Radiation synthesis of nanogels as therapeutic agent vectors

Abstract

Nanogels (NGs) are physically or chemically crosslinked polymer networks and are promising candidates in the development of therapeutic agent vectors. In fact, thanks to their tunable size and properties, they offer unique advantages, including a large and flexible surface for multivalent bio-conjugation, an internal 3D aqueous environment for incorporation and protection of (bio)molecular drugs, stimuliresponsiveness to achieve temporal and/or site control of the release function and biocompatibility. In order to develop effective NGs-based biomedical devices an inexpensive, robust and versatile synthetic methodology is required. In this perspective, we have produced NGs with high yields and through-puts by pulsed electron-beam irradiation. In particular, using an industrial electron accelerator, carboxyl functionalized NGs from a dilute aqueous solutions of poly(N-vinyl pyrrolidone) (PVP), and acrylic acid as functional monomer have been produced.

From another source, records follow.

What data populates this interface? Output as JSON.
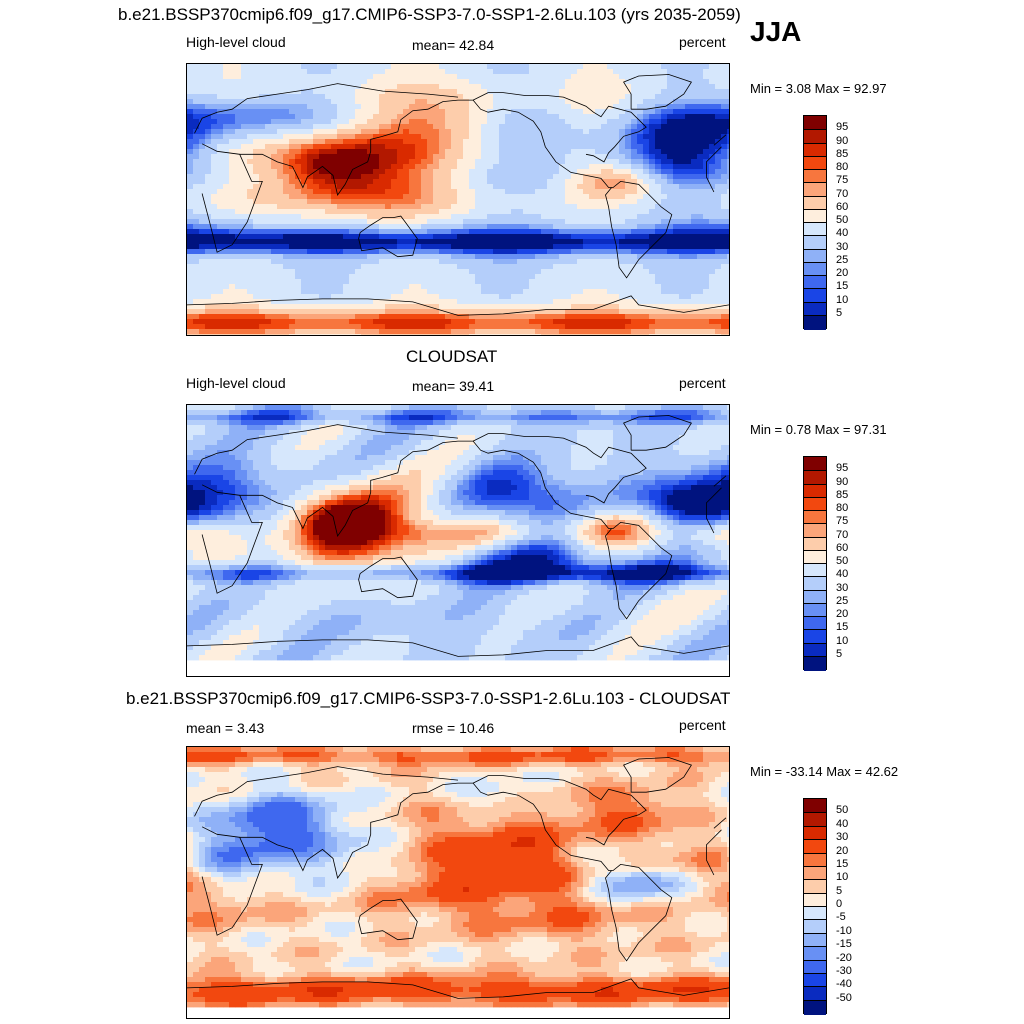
{
  "season": "JJA",
  "panels": [
    {
      "title": "b.e21.BSSP370cmip6.f09_g17.CMIP6-SSP3-7.0-SSP1-2.6Lu.103 (yrs 2035-2059)",
      "left_label": "High-level cloud",
      "center_label": "mean=  42.84",
      "units": "percent",
      "minmax": "Min =   3.08 Max =  92.97",
      "kind": "model"
    },
    {
      "title": "CLOUDSAT",
      "left_label": "High-level cloud",
      "center_label": "mean=  39.41",
      "units": "percent",
      "minmax": "Min =   0.78 Max =  97.31",
      "kind": "obs"
    },
    {
      "title": "b.e21.BSSP370cmip6.f09_g17.CMIP6-SSP3-7.0-SSP1-2.6Lu.103 - CLOUDSAT",
      "left_label": "mean =   3.43",
      "center_label": "rmse =  10.46",
      "units": "percent",
      "minmax": "Min = -33.14 Max =  42.62",
      "kind": "diff"
    }
  ],
  "colorbars": {
    "absolute": {
      "labels": [
        "95",
        "90",
        "85",
        "80",
        "75",
        "70",
        "60",
        "50",
        "40",
        "30",
        "25",
        "20",
        "15",
        "10",
        "5"
      ],
      "colors": [
        "#7f0000",
        "#b21800",
        "#d92a00",
        "#f2480f",
        "#f7763e",
        "#fba57a",
        "#fdcdab",
        "#feeedd",
        "#d6e7fc",
        "#b4cefa",
        "#8fb1f7",
        "#6890f4",
        "#3f68ef",
        "#1a45e6",
        "#0a2bc0",
        "#00137f"
      ]
    },
    "difference": {
      "labels": [
        "50",
        "40",
        "30",
        "20",
        "15",
        "10",
        "5",
        "0",
        "-5",
        "-10",
        "-15",
        "-20",
        "-30",
        "-40",
        "-50"
      ],
      "colors": [
        "#7f0000",
        "#b21800",
        "#d92a00",
        "#f2480f",
        "#f7763e",
        "#fba57a",
        "#fdcdab",
        "#feeedd",
        "#d6e7fc",
        "#b4cefa",
        "#8fb1f7",
        "#6890f4",
        "#3f68ef",
        "#1a45e6",
        "#0a2bc0",
        "#00137f"
      ]
    }
  }
}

This process allows simultaneous polymer cross-linking and monomer grafting. Moreover, depending on the value of the total irradiation dose, also the sterilization of the irradiated material can be obtained. Since organic solvents, toxic initiators or catalysts and surfactants are not required, this procedure can be defined as an eco-friendly and clean one. Crosslinked nanoparticles with multi-armed surfaces, and size, crosslinking density, and surface electric charge density controlled, have been generated. Nanogels produced have been proven to be hemocompatible and not cytotoxic or genotoxic at the cellular level. NGs have been decorated with fluorescent probes, proteins and anti-MiR. Thanks to the use of fluorescent variants, it has been argued that NGs showed a good affinity for cells, as they rapidly and quantitatively bypass the cellular compartments, accumulating in specific cell portions for the first hours, and being completely released from the cells in the next 24 hours. Moreover, it has been proven that the proteins and anti-MiR, once conjugated, maintain their biological activity giving rise to targeting features toward specific cell types.